Consolidating debt home equity line
If you know you're not going to pay off your credit card balance every month, take a look at a low interest credit card option to help keep interest costs down.Also be aware of the temptation of the "Buy Now Pay Later" offers - make sure the funds are available to pay that bill before it is due.Moving your outstanding credit balances to one low rate payment could save you money and time—making it easier to manage your money.Here are some of the benefits that may come with consolidating your outstanding debt: If you're buying a home and have a 20% down payment, or you're a homeowner with at least 20% equity in your home, the RBC Homeline Plan could help you consolidate your debt.Home equity loans can be used to consolidate account balances from multiple credit cards or installment loans into a single loan, while offering the added benefit of consolidating multiple payments into a single monthly payment.Using home equity for debt consolidation can be beneficial if the repayment period for paying off the home equity loan is shorter than it would be for your existing debts, or, if the interest paid over the repayment period is less than what you would pay without consolidating your debt.

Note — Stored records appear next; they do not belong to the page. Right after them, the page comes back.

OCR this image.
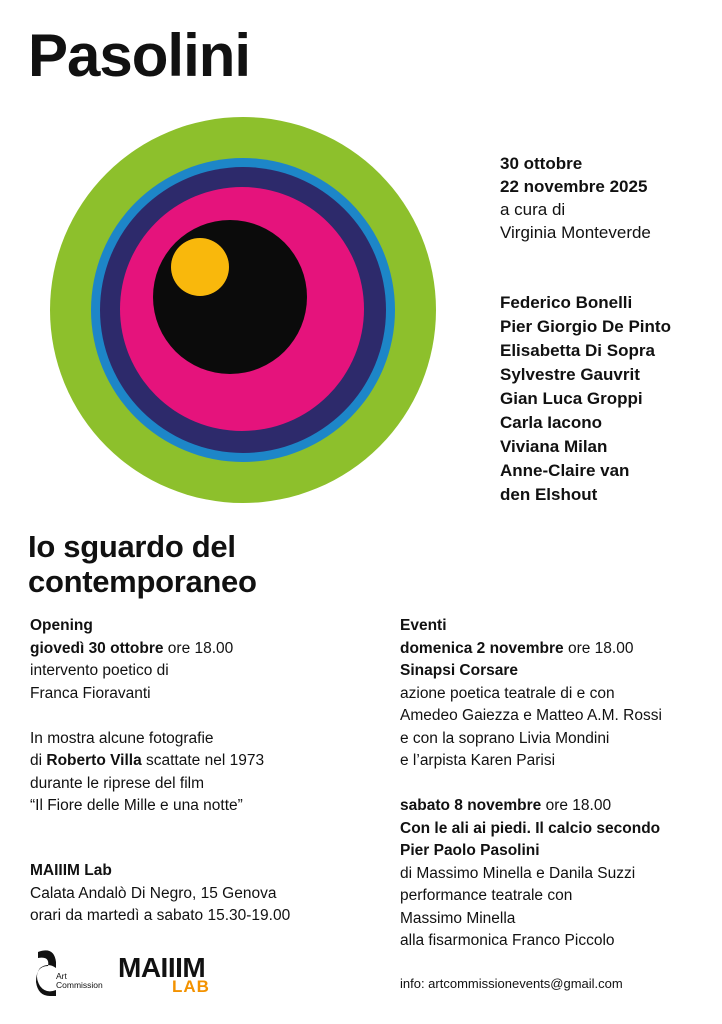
Pasolini
30 ottobre
22 novembre 2025
a cura di
Virginia Monteverde
Federico Bonelli
Pier Giorgio De Pinto
Elisabetta Di Sopra
Sylvestre Gauvrit
Gian Luca Groppi
Carla Iacono
Viviana Milan
Anne-Claire van
den Elshout
Io sguardo del
contemporaneo
Opening
giovedì 30 ottobre ore 18.00
intervento poetico di
Franca Fioravanti
In mostra alcune fotografie
di Roberto Villa scattate nel 1973
durante le riprese del film
“Il Fiore delle Mille e una notte”
MAIIIM Lab
Calata Andalò Di Negro, 15 Genova
orari da martedì a sabato 15.30-19.00
Eventi
domenica 2 novembre ore 18.00
Sinapsi Corsare
azione poetica teatrale di e con
Amedeo Gaiezza e Matteo A.M. Rossi
e con la soprano Livia Mondini
e l’arpista Karen Parisi
sabato 8 novembre ore 18.00
Con le ali ai piedi. Il calcio secondo
Pier Paolo Pasolini
di Massimo Minella e Danila Suzzi
performance teatrale con
Massimo Minella
alla fisarmonica Franco Piccolo
Art
Commission
MAIIIM
LAB	info: artcommissionevents@gmail.com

With a home equity line of credit, however, your utilization would theoretically go up and down—less favorable on your credit score.
So instead of making multiple payments, you're now just making one.
Even when you're keeping on top of your payments, having to juggle different loans or credit cards with different interest rates and due dates can be stressful.
One of the key factors in your credit rating is called credit utilization.
In other words, if you have a credit card with a ,000 limit and you owe ,900, you have utilized almost all the credit on that card.